Git Product home page Git Product logo

spark-iot-analysis's Introduction

Spark-IoT-Analysis

This repository contains the implementation of a Spark application designed to analyze IoT data samples. It includes code for loading data into HDFS, analyzing it using Spark Shell and Java, and instructions on setting up Spark, compiling, and running the application with Maven and spark-submit.

任务说明

在本地机器上安装和部署Spark,利用Spark Shell和Java编写程序,对IOT设备收集的样本数据进行数据统计分析。首先,使用Hadoop Shell命令将数据加载至本地HDFS,然后在Spark平台上进行操作。使用Spark Shell和Java语言进行编程,统计数据文件的行数,并使用Maven编译打包Java应用程序,通过spark-submit运行程序。

具体代码实现

0 Hadoop加载数据文件

下载数据文件,并传至虚拟机:

image-20240523111021781

启动hadoop服务:

cd /usr/local/hadoop
./sbin/start-dfs.sh #启动hadoop
jps

image-20240523111319448

创建工作目录,并将数据文件传入工作目录中:

./bin/hdfs dfs -ls /
./bin/hdfs dfs -mkdir /user/spark
./bin/hdfs dfs -put /home/hadoop/Downloads/export.csv  /user/spark

image-20240523112133277

传输完成!

1 安装部署Spark

首先需要下载Spark安装文件。访问Spark官方下载地址,按照如下图下载:

image-20240523112448552

安装Spark(Local模式),执行以下命令进行解压安装:

sudo tar -zxf ~/Downloads/spark-3.5.1-bin-without-hadoop.tgz -C /usr/local/
cd /usr/local
sudo mv ./spark-3.5.1-bin-without-hadoop/ ./spark
sudo chown -R hadoop:hadoop ./spark          

image-20240523113550321

安装后,还需要修改Spark的配置文件spark-env.sh

cd /usr/local/spark
cp ./conf/spark-env.sh.template ./conf/spark-env.sh

编辑spark-env.sh文件(vim ./conf/spark-env.sh),在第一行添加以下配置信息:

export SPARK_DIST_CLASSPATH=$(/usr/local/hadoop/bin/hadoop classpath)

image-20240523113730950

配置完成后就可以直接使用,不需要像Hadoop运行启动命令。

通过运行Spark自带的示例,验证Spark是否安装成功。

cd /usr/local/spark
bin/run-example SparkPi

image-20240523113942960

执行时会输出非常多的运行信息,输出结果不容易找到,可以通过 grep 命令进行过滤(命令中的 2>&1 可以将所有的信息都输出到 stdout 中,否则由于输出日志的性质,还是会输出到屏幕中):

cd /usr/local/spark
bin/run-example SparkPi 2>&1 | grep "Pi is"

image-20240523114014719

2 Spark Shell统计文件行数

首先启动spark shell

cd /usr/local/spark
bin/spark-shell

image-20240523114227548

用spark shell读取数据文件并统计行数:

val textFile = sc.textFile("hdfs://localhost:9000/user/spark/export.csv")
val lineCount = textFile.count()
println(s"Total number of lines in the file: $lineCount")

image-20240523115122837

统计成功!共有1001行!

3 maven打包执行Java

首先安装maven:

访问apache-maven的下载地址,直接点击下载,选择apache-maven-3.9.6-bin.zip即可。

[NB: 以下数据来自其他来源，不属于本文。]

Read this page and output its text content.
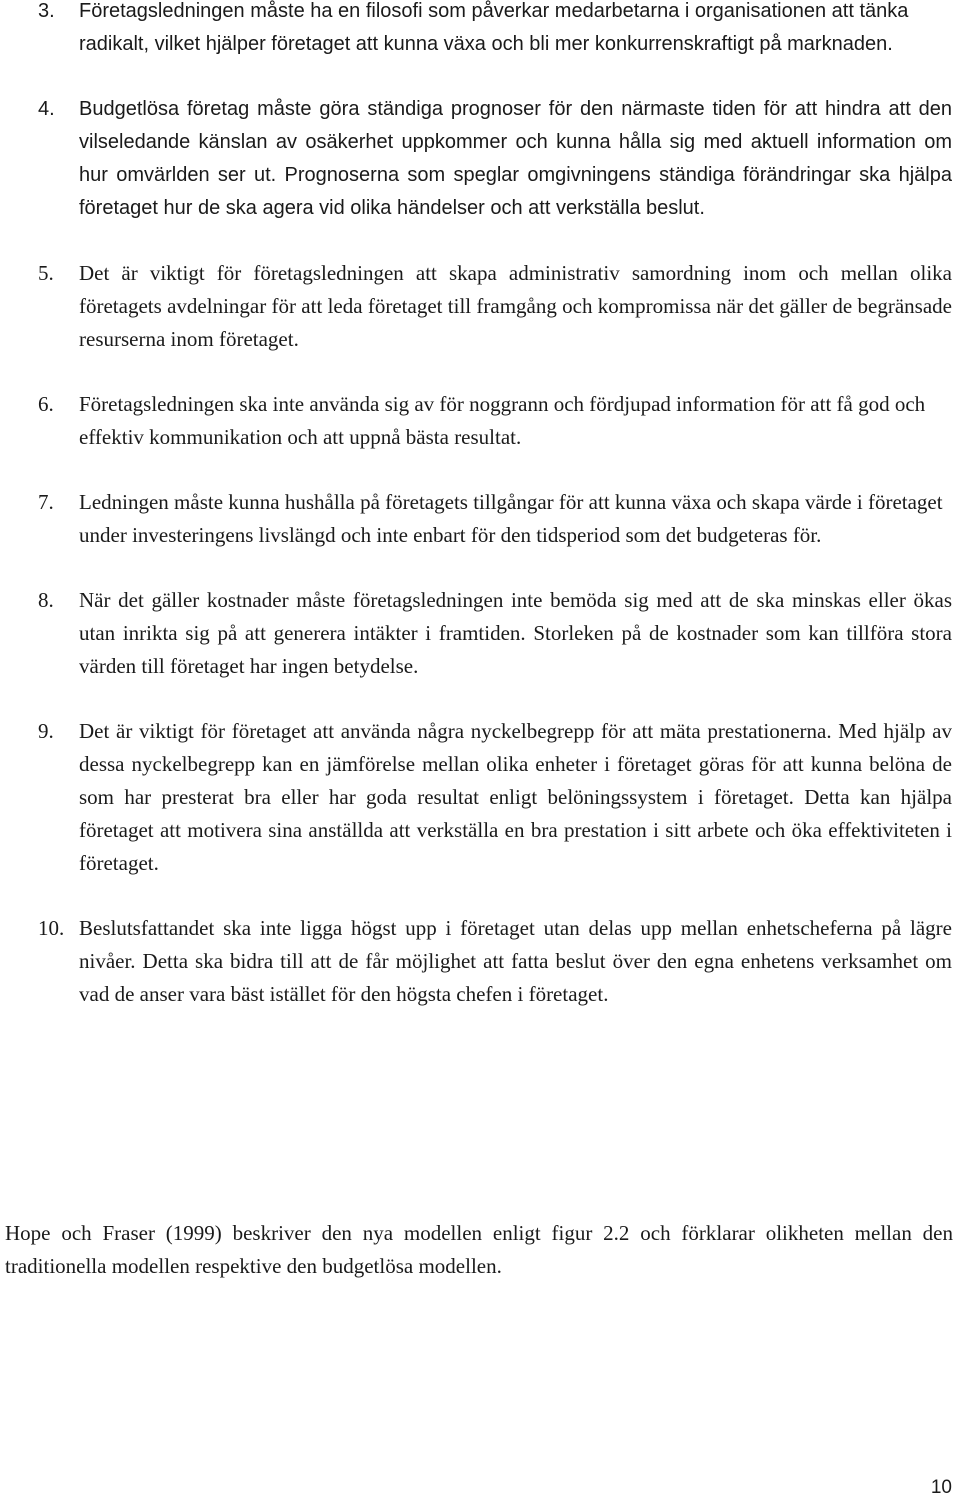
3. Företagsledningen måste ha en filosofi som påverkar medarbetarna i organisationen att tänka radikalt, vilket hjälper företaget att kunna växa och bli mer konkurrenskraftigt på marknaden.
4. Budgetlösa företag måste göra ständiga prognoser för den närmaste tiden för att hindra att den vilseledande känslan av osäkerhet uppkommer och kunna hålla sig med aktuell information om hur omvärlden ser ut. Prognoserna som speglar omgivningens ständiga förändringar ska hjälpa företaget hur de ska agera vid olika händelser och att verkställa beslut.
5. Det är viktigt för företagsledningen att skapa administrativ samordning inom och mellan olika företagets avdelningar för att leda företaget till framgång och kompromissa när det gäller de begränsade resurserna inom företaget.
6. Företagsledningen ska inte använda sig av för noggrann och fördjupad information för att få god och effektiv kommunikation och att uppnå bästa resultat.
7. Ledningen måste kunna hushålla på företagets tillgångar för att kunna växa och skapa värde i företaget under investeringens livslängd och inte enbart för den tidsperiod som det budgeteras för.
8. När det gäller kostnader måste företagsledningen inte bemöda sig med att de ska minskas eller ökas utan inrikta sig på att generera intäkter i framtiden. Storleken på de kostnader som kan tillföra stora värden till företaget har ingen betydelse.
9. Det är viktigt för företaget att använda några nyckelbegrepp för att mäta prestationerna. Med hjälp av dessa nyckelbegrepp kan en jämförelse mellan olika enheter i företaget göras för att kunna belöna de som har presterat bra eller har goda resultat enligt belöningssystem i företaget. Detta kan hjälpa företaget att motivera sina anställda att verkställa en bra prestation i sitt arbete och öka effektiviteten i företaget.
10. Beslutsfattandet ska inte ligga högst upp i företaget utan delas upp mellan enhetscheferna på lägre nivåer. Detta ska bidra till att de får möjlighet att fatta beslut över den egna enhetens verksamhet om vad de anser vara bäst istället för den högsta chefen i företaget.

Hope och Fraser (1999) beskriver den nya modellen enligt figur 2.2 och förklarar olikheten mellan den traditionella modellen respektive den budgetlösa modellen.

10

这里选择安装在/usr/local/maven目录中:

sudo unzip ~/Downloads/apache-maven-3.9.6-bin.zip -d /usr/local
cd /usr/local
sudo mv apache-maven-3.9.6/ ./maven
sudo chown -R hadoop ./maven

image-20240523120257456

在终端执行如下命令创建一个文件夹sparkapp作为应用程序根目录

cd ~ 
mkdir -p ./sparkapp/src/main/java

image-20240523120433116

./sparkapp/src/main/java 下建立一个名为 CountLines.java 的文件(vim ./sparkapp/src/main/java/CountLines.java),添加代码如下,即读取hadoop的文件:

/*** SimpleApp.java ***/
import org.apache.spark.api.java.*;
import org.apache.spark.SparkConf;

public class CountLines {
    public static void main(String[] args) {
        // 指定文件位于 HDFS 上的路径
        String hdfsFile = "hdfs://localhost:9000/user/spark/export.csv"; 

        // 配置 Spark
        SparkConf conf = new SparkConf().setMaster("local").setAppName("File Line Counter");

        // 初始化 JavaSparkContext
        JavaSparkContext sc = new JavaSparkContext(conf);

        // 从 HDFS 读取文件,创建一个 JavaRDD
        JavaRDD<String> fileData = sc.textFile(hdfsFile);

        // 计算文件的行数
        long lineCount = fileData.count();

        // 输出行数
        System.out.println("Total number of lines in the file: " + lineCount);

        // 关闭 SparkContext
        sc.close();
    }
}

image-20240523120840434

通过Maven进行编译打包。在./sparkapp目录中新建文件pom.xml,命令如下:

cd ~/sparkapp
vim pom.xml

在pom.xml文件中添加内容如下,声明该独立应用程序的信息以及与Spark的依赖关系:

<project>
    <groupId>cn.edu.xmu</groupId>
    <artifactId>simple-project</artifactId>
    <modelVersion>4.0.0</modelVersion>
    <name>Simple Project</name>
    <packaging>jar</packaging>
    <version>1.0</version>
    <repositories>
        <repository>
            <id>jboss</id>
            <name>JBoss Repository</name>
            <url>http://repository.jboss.com/maven2/</url>
        </repository>
    </repositories>
    <dependencies>
        <dependency> <!-- Spark dependency -->
            <groupId>org.apache.spark</groupId>
            <artifactId>spark-core_2.11</artifactId>
            <version>2.4.0</version>
        </dependency>
    </dependencies>
</project>  

image-20240523121034729

为了保证maven能够正常运行,先执行如下命令检查整个应用程序的文件结构:

cd ~/sparkapp
find .

image-20240523121127901

通过如下代码将这整个应用程序打包成Jar:

cd ~/sparkapp
/usr/local/maven/bin/mvn package

image-20240523145510485

编译打包成功!

通过将生成的jar包通过spark-submit提交到Spark中运行,如下命令:

/usr/local/spark/bin/spark-submit --class "CountLines" ~/sparkapp/target/simple-project-1.0.jar

image-20240523145951197

执行成功!

spark-iot-analysis's People

Contributors

getttttttt avatar

Stargazers

 avatar

Watchers

 avatar

Recommend Projects

  • React photo React

    A declarative, efficient, and flexible JavaScript library for building user interfaces.

  • Vue.js photo Vue.js

    🖖 Vue.js is a progressive, incrementally-adoptable JavaScript framework for building UI on the web.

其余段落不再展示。